Dear Fuzzybear: see you posted a few days ago - I hope you found some comfort and support in the interim!
It's been really rewarding reading forum post and responses, here - I am learning more skills and coping mechanisms to add to my tried n' true (aka: sleep, chocolate, vigorous walking, etc).
When I first developed PTSD, it was like I was feral! Everything was a threat, and my anger would flash so hot, such a surge!- that I frequently lashed out [this coming from someone previously known for her calm, quiet demeanor].
When I was able, after the passage of time and some therapy, to examine my responses, I started making lists of my triggers. Sort of working backwards, I examined the behaviour that bothered me, try to recall the scene (the who, what, why, where, etc), and see if I could pinpoint or guesstimate what the trigger was. I also tried to define the feelings I had post-trigger (ie when I recognized "uh, oh!", I was feeling scared/angry/cornered) and how my body felt (clenched teeth, fists) any themes to thoughts (fight! run!) shallow, fast breathing - just an inventory to help me recognize I was being triggered.

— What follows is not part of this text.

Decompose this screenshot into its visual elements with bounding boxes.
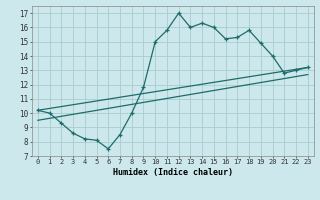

I wrote it all out on a spiral bound, index card notebook that I still carry with me everywhere as a security blanket. I came up with some things I could try to offset the feelings (slow down breathing, unclench muscles) if I felt I might be misreading the danger in a situation.
But sometimes, frankly, I just allowed myself to run - I have gotten better about telling my family "I need to take a walk - I have my phone, will be okay" rather then just fighting my way out a door and literally running away. But I try to respect my reading of some situations.
I hope you will follow up here, if you feel like it, and let us know how you are faring.